The short film shows off some fluid takes, the kind of which requires a gimbal to stabilize the camera. Bloom uses Zenmuse gimbals on the Phantom quadcopters. He forgoes the simplicity of the Phantom 2 Vision and the Phantom 2 Vision+, saying that the camera on those models are “a let down”. The footage is shot instead on a GoPro Hero 3+ Black. (Although rumours have it that a new version of this popular action camera will be out soon, I just bought the same kind of camera and am going to mount it on the Tarot gimbal on a 3D Robotics Y6 copter.)
Some of the takes “go through things, skim under stuff, between trees” while others are filmed with the opposite way the camera is pointed. “There is something really cool about revealing the obstacle rather than seeing it come towards you.” Both techniques work great to illustrate the freedom to move the point of view in 3D space.
There is a part of the film where the scenery changes from the coastal images to a road through a town. I love the way it was recorded – not by flying the drone but by driving it. This way of shooting makes use of the gimbal as a kind of ATV steadycam. Wonderfully ingenious and something to keep in mind for when you want to mix aerial footage with something a bit more down-to-earth.
Bloom also describes the steps involved in post-production. He removes vibration from the images, lens distortion and explains how to achieve a 2.35: 1 aspect ratio. His tools of choice are Adobe Premiere and After Effects with some powerful plugins.
The account gets very interesting when it comes to colour. Bloom mentions two tools that help automate what would otherwise be a tedious process fiddling with colour settings for each bit of footage. Red Giant Colorista II is used to massage the histogram for each shot and even exposure and white balance to produce a coherent visual impression. Film Convert is a plugin that emulates the look of different physical films that are used in cinematography – it removes some the “digital sheen” and makes the images pop a bit better. With each plugin in the $200 range, I am not sure I will be using those, although the Colorista plugin looks tempting.
Part of the reason that the film gains so much by being subjected to colour correction is that Bloom used the ProTune setting on the GoPro. ProTune is to the GoPro what the RAW format is to digital still cameras: Output from the sensor is processed minimally in order to leave more detail in each frame leaving it ready for post processing tools to work with.

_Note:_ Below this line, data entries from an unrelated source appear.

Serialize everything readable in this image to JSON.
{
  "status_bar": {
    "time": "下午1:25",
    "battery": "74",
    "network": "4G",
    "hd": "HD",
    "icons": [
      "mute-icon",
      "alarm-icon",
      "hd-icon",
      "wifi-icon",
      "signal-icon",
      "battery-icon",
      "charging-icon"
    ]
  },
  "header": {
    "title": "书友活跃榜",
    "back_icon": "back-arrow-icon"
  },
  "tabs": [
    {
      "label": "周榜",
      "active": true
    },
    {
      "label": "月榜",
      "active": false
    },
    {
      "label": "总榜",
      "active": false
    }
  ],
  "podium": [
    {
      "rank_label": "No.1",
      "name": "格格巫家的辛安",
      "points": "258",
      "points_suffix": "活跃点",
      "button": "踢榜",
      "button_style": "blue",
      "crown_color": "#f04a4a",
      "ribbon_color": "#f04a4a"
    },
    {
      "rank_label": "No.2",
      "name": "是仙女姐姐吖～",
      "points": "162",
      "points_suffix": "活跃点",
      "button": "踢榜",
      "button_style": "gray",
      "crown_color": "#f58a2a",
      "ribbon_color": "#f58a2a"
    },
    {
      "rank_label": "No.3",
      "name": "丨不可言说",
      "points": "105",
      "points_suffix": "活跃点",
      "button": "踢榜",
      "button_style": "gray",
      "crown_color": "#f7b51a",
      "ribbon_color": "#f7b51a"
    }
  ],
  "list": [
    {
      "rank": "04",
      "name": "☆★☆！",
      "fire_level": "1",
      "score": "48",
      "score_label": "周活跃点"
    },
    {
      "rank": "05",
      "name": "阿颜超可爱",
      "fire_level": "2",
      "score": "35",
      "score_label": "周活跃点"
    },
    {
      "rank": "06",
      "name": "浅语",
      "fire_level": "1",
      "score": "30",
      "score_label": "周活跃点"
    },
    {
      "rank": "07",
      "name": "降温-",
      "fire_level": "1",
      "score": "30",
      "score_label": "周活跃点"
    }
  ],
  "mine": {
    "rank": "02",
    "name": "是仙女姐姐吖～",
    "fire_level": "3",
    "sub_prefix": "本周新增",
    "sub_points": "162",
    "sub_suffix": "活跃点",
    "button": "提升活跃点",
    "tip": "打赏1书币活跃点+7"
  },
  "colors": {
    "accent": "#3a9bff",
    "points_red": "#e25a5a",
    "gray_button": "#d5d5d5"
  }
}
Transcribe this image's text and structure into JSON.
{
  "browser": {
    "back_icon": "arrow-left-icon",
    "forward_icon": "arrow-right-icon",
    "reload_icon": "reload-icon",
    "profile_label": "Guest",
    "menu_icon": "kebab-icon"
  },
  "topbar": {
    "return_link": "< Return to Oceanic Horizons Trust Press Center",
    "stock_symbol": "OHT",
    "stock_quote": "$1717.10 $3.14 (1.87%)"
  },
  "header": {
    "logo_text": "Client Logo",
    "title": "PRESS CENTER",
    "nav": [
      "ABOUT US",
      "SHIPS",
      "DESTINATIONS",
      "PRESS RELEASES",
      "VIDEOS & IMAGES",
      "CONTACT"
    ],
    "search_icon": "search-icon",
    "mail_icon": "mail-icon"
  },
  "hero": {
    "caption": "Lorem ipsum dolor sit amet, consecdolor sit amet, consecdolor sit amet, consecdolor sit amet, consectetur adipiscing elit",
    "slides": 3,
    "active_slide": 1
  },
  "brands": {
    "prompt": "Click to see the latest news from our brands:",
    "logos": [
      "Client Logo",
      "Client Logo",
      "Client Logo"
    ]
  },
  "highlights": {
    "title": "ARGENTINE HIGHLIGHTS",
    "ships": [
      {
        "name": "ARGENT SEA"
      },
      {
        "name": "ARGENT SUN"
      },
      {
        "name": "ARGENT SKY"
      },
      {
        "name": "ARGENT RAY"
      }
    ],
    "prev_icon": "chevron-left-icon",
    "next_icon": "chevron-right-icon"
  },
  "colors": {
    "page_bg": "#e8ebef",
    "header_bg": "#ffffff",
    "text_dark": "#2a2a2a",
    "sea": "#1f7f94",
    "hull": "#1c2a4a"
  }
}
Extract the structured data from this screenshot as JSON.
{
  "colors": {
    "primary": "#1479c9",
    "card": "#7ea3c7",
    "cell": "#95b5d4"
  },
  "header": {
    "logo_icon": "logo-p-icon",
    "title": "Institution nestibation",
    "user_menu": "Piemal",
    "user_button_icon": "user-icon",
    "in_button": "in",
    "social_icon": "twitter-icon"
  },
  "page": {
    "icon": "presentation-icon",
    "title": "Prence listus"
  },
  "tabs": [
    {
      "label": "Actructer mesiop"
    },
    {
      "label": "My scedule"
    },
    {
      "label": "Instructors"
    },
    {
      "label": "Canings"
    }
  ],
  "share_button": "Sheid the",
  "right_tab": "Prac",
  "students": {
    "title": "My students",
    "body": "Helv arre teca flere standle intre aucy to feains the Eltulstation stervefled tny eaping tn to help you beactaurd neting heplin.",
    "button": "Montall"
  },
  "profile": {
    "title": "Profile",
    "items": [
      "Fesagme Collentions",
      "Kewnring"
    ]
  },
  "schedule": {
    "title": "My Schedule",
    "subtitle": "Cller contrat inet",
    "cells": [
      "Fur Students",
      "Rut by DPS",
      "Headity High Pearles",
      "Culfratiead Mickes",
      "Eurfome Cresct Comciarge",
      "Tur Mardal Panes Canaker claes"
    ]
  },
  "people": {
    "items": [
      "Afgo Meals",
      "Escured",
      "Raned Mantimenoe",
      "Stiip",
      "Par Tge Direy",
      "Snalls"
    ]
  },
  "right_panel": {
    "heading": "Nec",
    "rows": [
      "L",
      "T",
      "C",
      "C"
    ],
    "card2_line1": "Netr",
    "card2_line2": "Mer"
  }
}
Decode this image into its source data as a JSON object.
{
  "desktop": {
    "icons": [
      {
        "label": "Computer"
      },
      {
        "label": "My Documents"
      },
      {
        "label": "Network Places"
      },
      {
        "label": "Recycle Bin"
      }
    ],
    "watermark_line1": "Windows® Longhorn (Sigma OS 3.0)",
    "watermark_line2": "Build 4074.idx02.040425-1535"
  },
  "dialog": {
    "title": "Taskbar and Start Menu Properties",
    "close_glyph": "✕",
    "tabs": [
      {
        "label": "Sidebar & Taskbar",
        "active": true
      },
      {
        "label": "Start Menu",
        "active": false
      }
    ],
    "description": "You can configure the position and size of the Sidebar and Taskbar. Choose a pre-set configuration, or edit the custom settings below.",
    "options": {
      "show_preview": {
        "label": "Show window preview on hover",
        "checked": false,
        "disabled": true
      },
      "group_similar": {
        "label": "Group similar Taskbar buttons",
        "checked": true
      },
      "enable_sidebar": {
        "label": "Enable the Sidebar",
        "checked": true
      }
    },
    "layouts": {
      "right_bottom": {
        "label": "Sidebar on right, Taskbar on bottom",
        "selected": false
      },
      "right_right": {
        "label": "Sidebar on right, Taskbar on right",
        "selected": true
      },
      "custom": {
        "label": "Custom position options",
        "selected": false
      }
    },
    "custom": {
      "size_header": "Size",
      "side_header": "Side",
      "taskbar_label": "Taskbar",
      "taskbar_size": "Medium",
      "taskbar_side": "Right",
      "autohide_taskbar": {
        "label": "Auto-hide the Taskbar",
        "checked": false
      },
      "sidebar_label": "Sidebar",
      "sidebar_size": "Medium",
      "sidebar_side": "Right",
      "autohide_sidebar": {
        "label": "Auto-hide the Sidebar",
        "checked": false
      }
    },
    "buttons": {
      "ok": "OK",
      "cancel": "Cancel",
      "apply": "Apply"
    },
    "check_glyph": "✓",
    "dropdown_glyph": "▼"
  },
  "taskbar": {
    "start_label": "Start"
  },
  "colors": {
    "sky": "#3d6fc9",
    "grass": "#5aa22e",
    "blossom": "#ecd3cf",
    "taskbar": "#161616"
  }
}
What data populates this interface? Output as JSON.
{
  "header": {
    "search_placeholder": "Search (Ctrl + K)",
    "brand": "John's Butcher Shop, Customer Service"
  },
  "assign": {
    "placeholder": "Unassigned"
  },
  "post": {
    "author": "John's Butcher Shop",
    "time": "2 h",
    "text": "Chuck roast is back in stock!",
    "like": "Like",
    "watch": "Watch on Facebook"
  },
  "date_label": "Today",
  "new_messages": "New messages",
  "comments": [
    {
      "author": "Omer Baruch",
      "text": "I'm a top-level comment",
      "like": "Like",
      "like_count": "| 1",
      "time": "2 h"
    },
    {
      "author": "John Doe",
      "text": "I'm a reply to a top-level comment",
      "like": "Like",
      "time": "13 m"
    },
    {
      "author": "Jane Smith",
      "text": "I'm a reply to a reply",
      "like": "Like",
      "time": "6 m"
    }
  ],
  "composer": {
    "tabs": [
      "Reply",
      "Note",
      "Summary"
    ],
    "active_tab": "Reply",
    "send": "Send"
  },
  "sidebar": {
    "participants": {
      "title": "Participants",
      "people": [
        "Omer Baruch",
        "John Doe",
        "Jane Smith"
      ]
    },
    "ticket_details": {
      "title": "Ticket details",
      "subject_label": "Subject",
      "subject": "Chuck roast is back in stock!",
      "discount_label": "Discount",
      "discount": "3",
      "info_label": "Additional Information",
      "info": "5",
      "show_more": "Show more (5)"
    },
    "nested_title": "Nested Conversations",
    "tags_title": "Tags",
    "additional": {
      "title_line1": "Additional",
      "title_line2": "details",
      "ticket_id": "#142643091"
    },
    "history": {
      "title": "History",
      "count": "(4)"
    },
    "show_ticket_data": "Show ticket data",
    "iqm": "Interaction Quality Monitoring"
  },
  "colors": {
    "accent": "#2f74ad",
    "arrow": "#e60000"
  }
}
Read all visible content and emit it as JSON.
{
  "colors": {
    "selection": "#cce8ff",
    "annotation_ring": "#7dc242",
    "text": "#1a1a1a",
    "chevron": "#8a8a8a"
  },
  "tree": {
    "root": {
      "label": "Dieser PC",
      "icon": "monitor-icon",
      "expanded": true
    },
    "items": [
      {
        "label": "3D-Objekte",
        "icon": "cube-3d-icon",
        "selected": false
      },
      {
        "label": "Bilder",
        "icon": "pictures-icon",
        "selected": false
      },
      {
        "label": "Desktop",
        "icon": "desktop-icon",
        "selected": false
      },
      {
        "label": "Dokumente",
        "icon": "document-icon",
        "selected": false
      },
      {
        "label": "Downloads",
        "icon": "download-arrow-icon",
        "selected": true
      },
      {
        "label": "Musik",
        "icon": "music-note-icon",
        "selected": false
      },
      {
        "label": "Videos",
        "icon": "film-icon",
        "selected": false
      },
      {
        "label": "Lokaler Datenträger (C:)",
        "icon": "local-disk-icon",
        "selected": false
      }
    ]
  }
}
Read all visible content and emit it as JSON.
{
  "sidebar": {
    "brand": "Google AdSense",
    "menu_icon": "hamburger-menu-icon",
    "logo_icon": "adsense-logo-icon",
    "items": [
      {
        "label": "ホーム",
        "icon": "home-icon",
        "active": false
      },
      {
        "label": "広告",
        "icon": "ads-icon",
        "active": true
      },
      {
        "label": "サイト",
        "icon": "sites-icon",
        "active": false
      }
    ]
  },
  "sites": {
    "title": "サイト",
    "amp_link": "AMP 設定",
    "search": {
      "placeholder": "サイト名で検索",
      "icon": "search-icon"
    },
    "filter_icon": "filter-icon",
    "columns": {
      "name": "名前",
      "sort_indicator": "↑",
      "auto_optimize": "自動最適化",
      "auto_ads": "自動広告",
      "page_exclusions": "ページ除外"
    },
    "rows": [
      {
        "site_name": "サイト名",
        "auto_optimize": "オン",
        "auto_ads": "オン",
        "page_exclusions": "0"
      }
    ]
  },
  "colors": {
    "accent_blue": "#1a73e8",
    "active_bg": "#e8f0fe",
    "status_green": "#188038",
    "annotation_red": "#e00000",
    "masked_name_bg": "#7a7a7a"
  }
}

The choice of music is also considered. Your flying camera may not record audio at all, but if it does it is likely to be the constant whir of the propellers. Music thus becomes doubly important to aerial videographers. Bloom mentions Music Bed as a source for good tracks and I would mention SoundCloud as well. (If you are serious about music you should also check out Hookline, a service started by some friends of mine.)
The days of drone videos being characterized by take-offs from the local sports field, mad dashes to incredible heights and near crash landings had been over for a while prior to Philip Bloom published his film from Koh Yao Noi. But the prospect is for everybody to harness more of their creative side the more details are shared about what to consider when making films. In this summary have focused on the more technical aspects but there are many more angles to learn from in the article and from numerous other talented individuals who are sharing their drone films with the world.